MarketWatch

The numbers: The U.S. economy grew at a soft 1.1% annual pace in the first three months of this year, as declining business investment offset strong consumer spending and pointed to slowing growth.

Wall Street analysts had forecast a 2% increase in gross domestic product, the official scorecard for the economy.

Consumer spending, the main engine of U.S. growth, drove the economy forward in the first quarter. Outlays jumped at a 3.7% clip, the government said Thursday, the biggest increase in almost two years.

Households got little help from businesses, however, and probably can’t expect much in the near future. Companies cut investment and reduced production, shaving 2.3 percentage points off headline GDP.

Rising interest rates and stress in the banking system have hurt business investment while softening sales has forced some companies to lay off workers.

Many economists believe the combination of rising interest rates and still-high inflation will plunge the U.S. into a recession later this year.

“The US economy is unwell, and it’s starting to show,” said chief economist Gregory Daco of EY Parthenon.

Key details: Supported by rising incomes, households boosted spending on durable goods — products meant to last a long time — by a whopping 17% annual pace. Much of the increase reflected a surge in auto sales.

Spending on services such as travel, recreation and health care grew at a modest 2.3% pace.

Businesses were more cautious. They increased spending on structures such as oil rigs and plants, but cut back on equipment. The result was a small 0.4% decline in business fixed investment.

Housing was another sore spot. Higher mortgage rates have choked off sales and construction and caused investment in new housing to fall for eight quarters in a row.

Yet the biggest drag on GDP was from declining levels of inventories or unsold products. The growth in inventories shrank by a whopping $138 billion, the sharpest reversal in two years.

Had inventory levels remained neutral, GDP would have expanded at a frothy 3.4% rate in the first quarter.

Still, weaker inventory growth could be a bad omen for the economy. Higher consumer spending accounted for some of the decline, but companies have also cut production in anticipation of slower sales.

Government spending, meanwhile, rose for the third quarter in a row and also contributed sharply to the increase in first-quarter GDP.

The U.S. trade deficit was little changed in the quarter and had little affect on GDP. Last year the yo-yoing trade deficit caused big swings in GDP.

Inflation rose at an annual 4.2% pace in the first quarter, compared to a 3.7% increase in the 2022 fourth quarter.

Stubbornly high inflation has pushed the Federal Reserve to dramatically raise U.S. interest rates to try to slow the economy, a strategy that also raises the risk of recession. Higher borrowing costs reduce consumer and business spending.

The Fed is widely expected to raise its policy interest rate at least one more time this year, most likely next week, according to Wall Street bettors.

GDP is updated twice after the initial results are published to incorporate new information not immediately available. The next update for the first quarter is due a month from now.

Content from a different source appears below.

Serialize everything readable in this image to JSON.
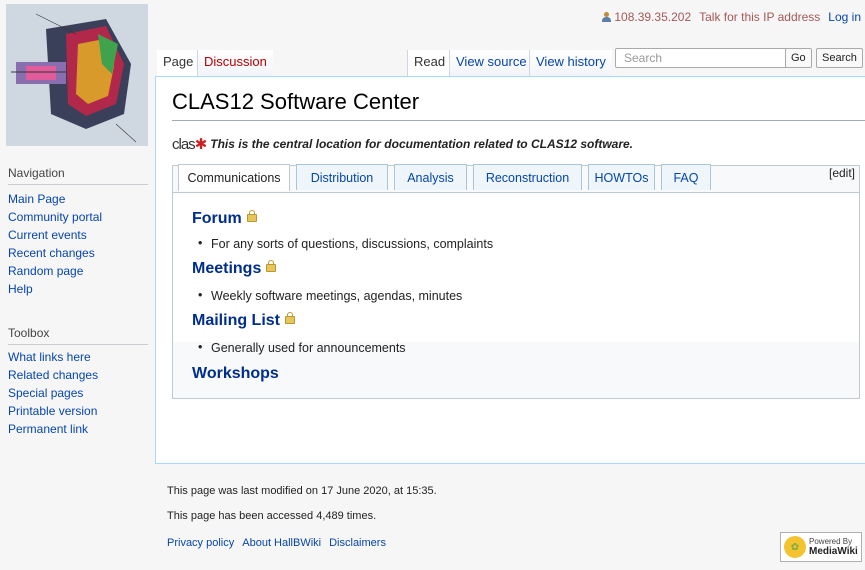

Big picture: The economy is still expanding, but it’s stuck between high inflation and rising interest rates.

What’s keeping the U.S. out of recession is steady consumer spending.

Americans are enjoying the strongest jobs market and lowest unemployment rate in decades. And that’s raised incomes and allowed them to buy enough goods and services to stave off a big increase layoffs and resulting downward spiral in the economy.

Most economists don’t think the situation can last, however, if households turn more cautious, sales get weaker and businesses cut more costs by eliminating jobs.

Looking ahead: “As higher interest rates and tighter bank lending standards cut the availability of credit for businesses, we expect employment growth to stall and economic growth to turn negative as the economy enters recession [in the second half] of 2023,” said Nationwide Chief Economist Kathy Bostjancic.